Baca juga : Keluarga Rothschild, Gerakan Zionisme dan Palestina
Baca juga : Film Grave of the Fireflies (1988): Kisah Harapan dan Cinta di Tengah Tragedi Perang
Narasi Israel dan kenyataan
Terlepas dari itu, seluruh narasi dari Israel dan sekutu-sekutu zionisnya di wilayah tersebut bahwa kepemimpinan Hamas, termasuk Haniyeh, menikmati gaya hidup mewah di Qatar, sementara Gaza membayar harga yang harus ditanggungnya, meskipun tidak pernah memiliki bukti, namun kini benar-benar runtuh.
Mendiang Saleh Al Arouri (pemimpin terkemuka dari Hamas dan merupakan komandan pendiri Brigade Izzuddin al-Qassam) berkata, “Kami berasal dari rakyat dan tidak kebal terhadap kematian. Kami juga akan mati syahid.” Pembunuhan ini menunjukkan hubungan dan ikatan yang dalam tidak hanya antara pangkat dan jabatan tetapi juga antara Hamas dan rakyat. Ini menunjukkan bahwa mereka semua berbagi rasa sakit.

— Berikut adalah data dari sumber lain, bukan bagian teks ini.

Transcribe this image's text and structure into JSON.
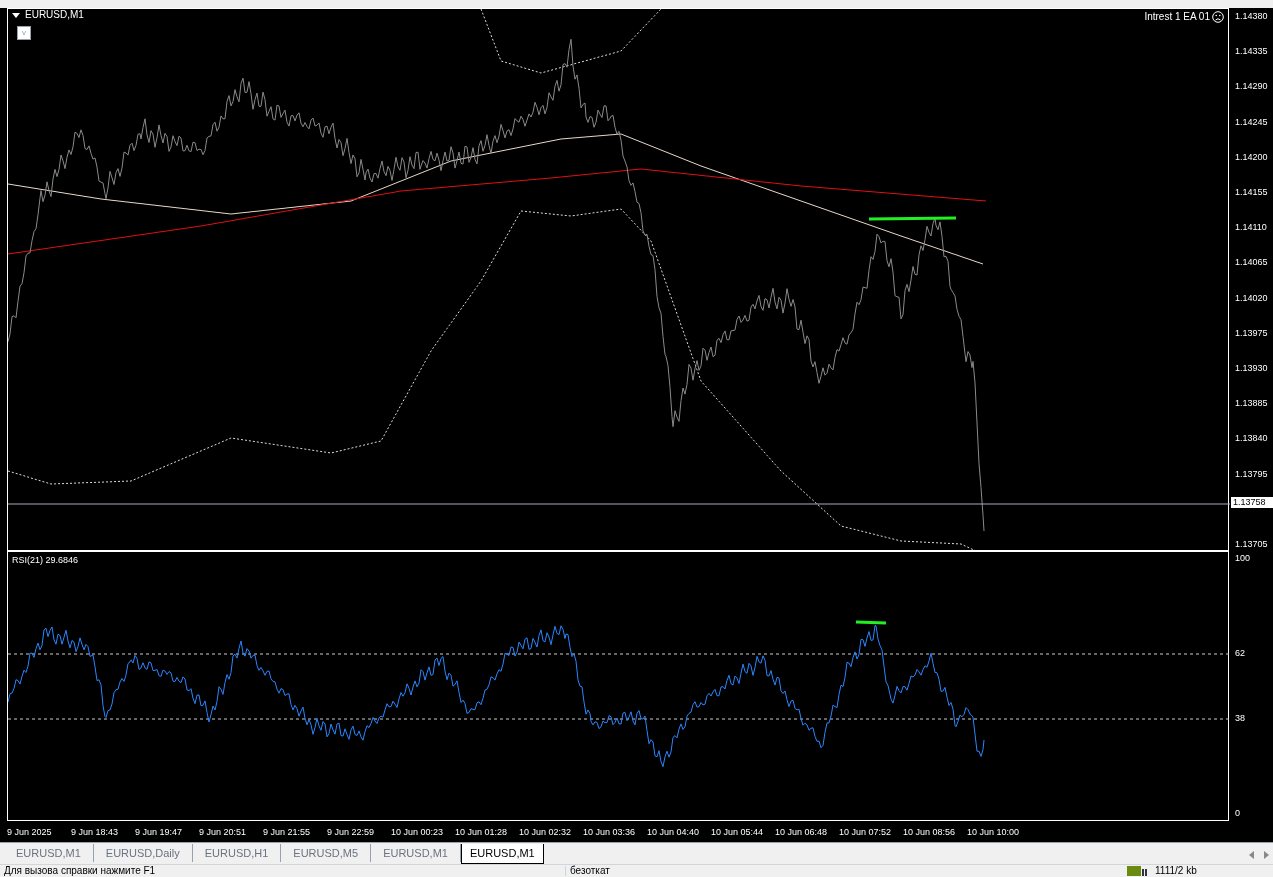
{
  "chart": {
    "title": "EURUSD,M1",
    "button": "v",
    "expert": "Intrest 1 EA 01",
    "price_ticks": [
      "1.14380",
      "1.14335",
      "1.14290",
      "1.14245",
      "1.14200",
      "1.14155",
      "1.14110",
      "1.14065",
      "1.14020",
      "1.13975",
      "1.13930",
      "1.13885",
      "1.13840",
      "1.13795",
      "1.13705"
    ],
    "current_price": "1.13758"
  },
  "indicator": {
    "title": "RSI(21) 29.6846",
    "ticks": [
      "100",
      "62",
      "38",
      "0"
    ]
  },
  "time_axis": [
    "9 Jun 2025",
    "9 Jun 18:43",
    "9 Jun 19:47",
    "9 Jun 20:51",
    "9 Jun 21:55",
    "9 Jun 22:59",
    "10 Jun 00:23",
    "10 Jun 01:28",
    "10 Jun 02:32",
    "10 Jun 03:36",
    "10 Jun 04:40",
    "10 Jun 05:44",
    "10 Jun 06:48",
    "10 Jun 07:52",
    "10 Jun 08:56",
    "10 Jun 10:00"
  ],
  "tabs": [
    {
      "label": "EURUSD,M1",
      "selected": false
    },
    {
      "label": "EURUSD,Daily",
      "selected": false
    },
    {
      "label": "EURUSD,H1",
      "selected": false
    },
    {
      "label": "EURUSD,M5",
      "selected": false
    },
    {
      "label": "EURUSD,M1",
      "selected": false
    },
    {
      "label": "EURUSD,M1",
      "selected": true
    }
  ],
  "status_bar": {
    "help": "Для вызова справки нажмите F1",
    "connection": "безоткат",
    "traffic": "1111/2 kb"
  }
}
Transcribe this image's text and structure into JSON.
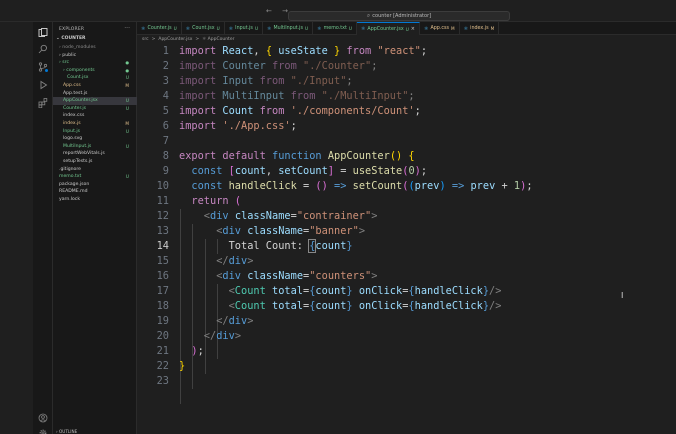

Ini membangun kepercayaan di antara mereka.
Inilah salah satu alasan mengapa Intelijen Israel gagal dalam menyusup ke dalam Hamas secara luas, terutama sayap militernya. Juga, alasan utama mengapa orang-orang tidak memberontak, suku-suku menolak untuk berkolaborasi meskipun ada kelaparan dan kondisi kekurangan yang sistematis.
Mempertimbangkan perilaku itu: pola pikir, pendekatan, dan doktrin perang, dapat dikatakan bahwa Israel hanya memiliki satu strategi, “Bagaimana cara untuk kalah.”
“Sejauh ini, tidak ada kecaman dari para pemimpin Barat yang mendukung Israel. Bayangkan kemarahan mereka jika Hamas membunuh Yair dan Avner Netanyahu.”
Eskalasi
SKYNEWS: “Pembunuhan anak-anak pemimpin Hamas Ismail Haniyeh bisa jadi dirancang untuk menegaskan kembali tekanan militer terhadap Hamas agar menyetujui gencatan senjata.”
Membunuh anak-anak tersebut justru mencapai hal yang sebaliknya, terutama ketika keluarga tersebut sedang berkumpul bersama selama Idul Fitri.
Netanyahu membutuhkan eskalasi, akhir perang adalah akhir dari karir politiknya. Itu sebabnya serangan ke Iran, dia sangat membutuhkan lebih banyak perang untuk tetap berkuasa.
Oleh karena itu dia menyerang Iran, keluarga anggota Hamas… dan mungkin Hizbullah.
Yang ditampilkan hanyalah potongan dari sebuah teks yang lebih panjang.